In de Algemene Ledenvergadering van Zeemanshoop van 17 januari 1826 wordt melding gemaakt van het overlijden op 12 januari 1826 van kapitein Nannings023.

In de notulen van de Algemene Vergadering van Zeemanshoop van 09 oktober 1838 staat een bericht van de zoon van wijlen kapitein Riewert Simon Nannings, “berigtende het Weeshuis der Hersteld Evangelische Luthersche gemeente te verlaten” en verzoekende om een uitkering, hetgeen wordt toegestaan023.

In de notulen van de Algemene Vergadering van het Amsterdamse zeemanscollege Zeemanshoop dd 27 april 1847 staat de mededeling dat aan de weduwe van kapitein R.Nannings een gratificatie is toegekend van f 10,-. Een gratificatie ad f 12,-wordt herhaald in de notulen dd 07 september 1847. In de notulen dd 19 oktober 1847 wordt een gratificatie ad f 12,- voor de weduwe Nannings “ter beschikking (gesteld) van den Heer C.Koert … “. In de vergadering van 18 januari 1848 is wederom sprake van een gratificatie ad f 12, - aan de weduwe kapitein Nannings. Idem f 12, - in de vergadering dd 11 april 1848, verstrekt aan dhr Koert. Idem in de vergadering van 18 juli 1848 ad f 20,- vis de heer Koert. In de vergadering van 22 januari 1849 was er sprake van een gratificatie van f 20,-, via bemiddeling van dhr Koert. Op 24 april 1849 en 26 juni 1849,  een gratificatie van f 20,-. Op 11 september 1849, 13 november 1849 en 26 april 1850 een gratificatie van f 10,-, steeds via de heer C.Koert. Wederom f 10,- op 23 juli 1850  Een aanvrage in de vergadering dd 01 oktober 1850 is “gewezen van de hand”. In de notulen van 19 november 1850 dringt zij aan op onderstand en wordt wederom een gratificat van f 10,- toegekend via de keer Koert. Idem in de vergadering van 28 januari 1851. Idem in de vergadering van 15 maart 1851023

 

De schepen van de kapitein

lidmaatschap College Zeemanshoop te Amsterdam001

vlagnummer                  jaren             type                  scheepsnaam                                        naam reder/boekhouder

         65                           1825             geen vermelding van schip en boekhouder

 

Het Archief van de Amsterdamse Waterschout in het Stadsarchief van Amsterdam bevat monsterrollen op naam van kapitein Riewert J./S. Nannings op de:

“Afrikaan”, dd 08 augustus 1817; 03 april 1819.

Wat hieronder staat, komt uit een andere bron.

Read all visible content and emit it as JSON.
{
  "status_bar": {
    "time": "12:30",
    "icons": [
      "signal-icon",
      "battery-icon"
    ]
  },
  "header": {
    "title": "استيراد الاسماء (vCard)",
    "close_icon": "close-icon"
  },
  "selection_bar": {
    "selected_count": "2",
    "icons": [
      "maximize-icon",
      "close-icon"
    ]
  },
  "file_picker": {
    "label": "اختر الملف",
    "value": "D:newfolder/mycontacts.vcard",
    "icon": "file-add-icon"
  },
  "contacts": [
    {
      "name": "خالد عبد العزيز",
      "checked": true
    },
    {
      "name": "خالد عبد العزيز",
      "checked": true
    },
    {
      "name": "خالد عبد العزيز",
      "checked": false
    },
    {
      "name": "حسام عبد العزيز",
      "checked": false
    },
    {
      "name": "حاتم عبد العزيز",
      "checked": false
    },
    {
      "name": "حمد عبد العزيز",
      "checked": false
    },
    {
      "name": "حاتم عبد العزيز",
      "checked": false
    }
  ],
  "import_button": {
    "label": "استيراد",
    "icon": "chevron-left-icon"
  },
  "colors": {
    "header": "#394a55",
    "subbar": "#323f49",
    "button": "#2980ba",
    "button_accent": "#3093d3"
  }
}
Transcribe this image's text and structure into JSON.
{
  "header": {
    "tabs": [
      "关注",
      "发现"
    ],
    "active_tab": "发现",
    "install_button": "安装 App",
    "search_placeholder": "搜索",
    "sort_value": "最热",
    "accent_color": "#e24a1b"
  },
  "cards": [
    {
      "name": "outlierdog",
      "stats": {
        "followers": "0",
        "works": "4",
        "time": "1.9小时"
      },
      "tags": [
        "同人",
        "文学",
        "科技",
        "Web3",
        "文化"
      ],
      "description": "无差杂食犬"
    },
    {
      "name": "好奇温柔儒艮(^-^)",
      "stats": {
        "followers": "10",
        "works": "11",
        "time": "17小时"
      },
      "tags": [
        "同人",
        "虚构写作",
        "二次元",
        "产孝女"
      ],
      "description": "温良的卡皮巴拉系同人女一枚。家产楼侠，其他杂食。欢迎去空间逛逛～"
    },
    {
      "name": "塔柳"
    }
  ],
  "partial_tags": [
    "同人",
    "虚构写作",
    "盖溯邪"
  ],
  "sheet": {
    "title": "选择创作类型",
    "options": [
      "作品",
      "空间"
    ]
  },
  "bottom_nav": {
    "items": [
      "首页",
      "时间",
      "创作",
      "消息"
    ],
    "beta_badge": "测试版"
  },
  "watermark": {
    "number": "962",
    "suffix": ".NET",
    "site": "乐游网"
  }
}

“Reiniera”, 12 november 1821; 19 september 1822; 18 maart 1824 en 27 oktober 1824.

 

Overige bijzonderheden

In de “Copieën van uitgaande stukken der penningmeester van het College Zeemanshoop en Weldadig Zemansfonds 1825-1916 (GAA Toegang 491 nummer 171) staat een schrijven aan het Bestuur dd 27 januari 1835 waarin wordt gerefereerd naar de financiële verplichtingen die het Fonds heeft t.a.v. Frederik Simon Nannings, die is opgenomen geweest in het Herstelde Lutherse Weeshuis te Amsterdam en op 30 april 1827 ten laste is gekomen van het Fonds. Deze jongeman is op 22 maart 1832 meerderjarig geworden conform de reglementen van het College

 

Krantenberichten

Rotterdamsche Courant 07 september 1819114

Amsterdam, 5 september. Kapt. R.S. Nannings, voerdende het schip de AFRIKAAN, den 2 dezer van St. George d’Elmina (opm: Ghana), vanwaar hij den 28 juni vertrokken was, in Texel binnengekomen, rapporteert, dat een maand voor zijn vertrek, 8 mijlen van St. George d’Elmina, een gedeelte der equipagie van het schip de DRIE VRIENDEN, kapt. C. Tol (opm: schoener, kapt. Casper Toll), van Fernambucq (opm: Recife) naar Amsterdam gedestineerd, gerevolteerd (opm: gemuit) had, welke, na de kapitein, deszelfs zoon en stuurman vermoord te hebben, het schip in de lucht hebben laten springen; vier man, welke niet onder de revolterende behoorden, hebben zich door de vlugt gered, waarvan drie man (als zijnde een op de kust gestorven) door gemelde kapitein Nannings zijn overgenomen en alhier aangebracht.

 

Rotterdamsche Courant 25 juli 1822114

Amsterdam, 23 juli. Kapt. R.S. Nannings, voerend het schip (opm: schoener) REINIERA, meldt van Accra, op de kust van Guinea, van den 1 mei, dat hij in het laatst dier maand van daar naar Amsterdam zoude vertrekken.

 

Rotterdamsche Courant 06 augustus 1822114

Amsterdam, 4 augustus. De grote mast van het schip REINIERA (opm: schoener REINIRA), R.S. Nannings, van de kust van Guinea, den 31 juli, des avonds, bij het inkomen van Texel door de bliksem getroffen zijnde, is daardoor aan het schip enige schade toegebragt.

Ook heeft het schip HOOP EN FORTUIN, in het Nieuwediep liggende, door de bliksem schade aan het dek en de masten bekomen.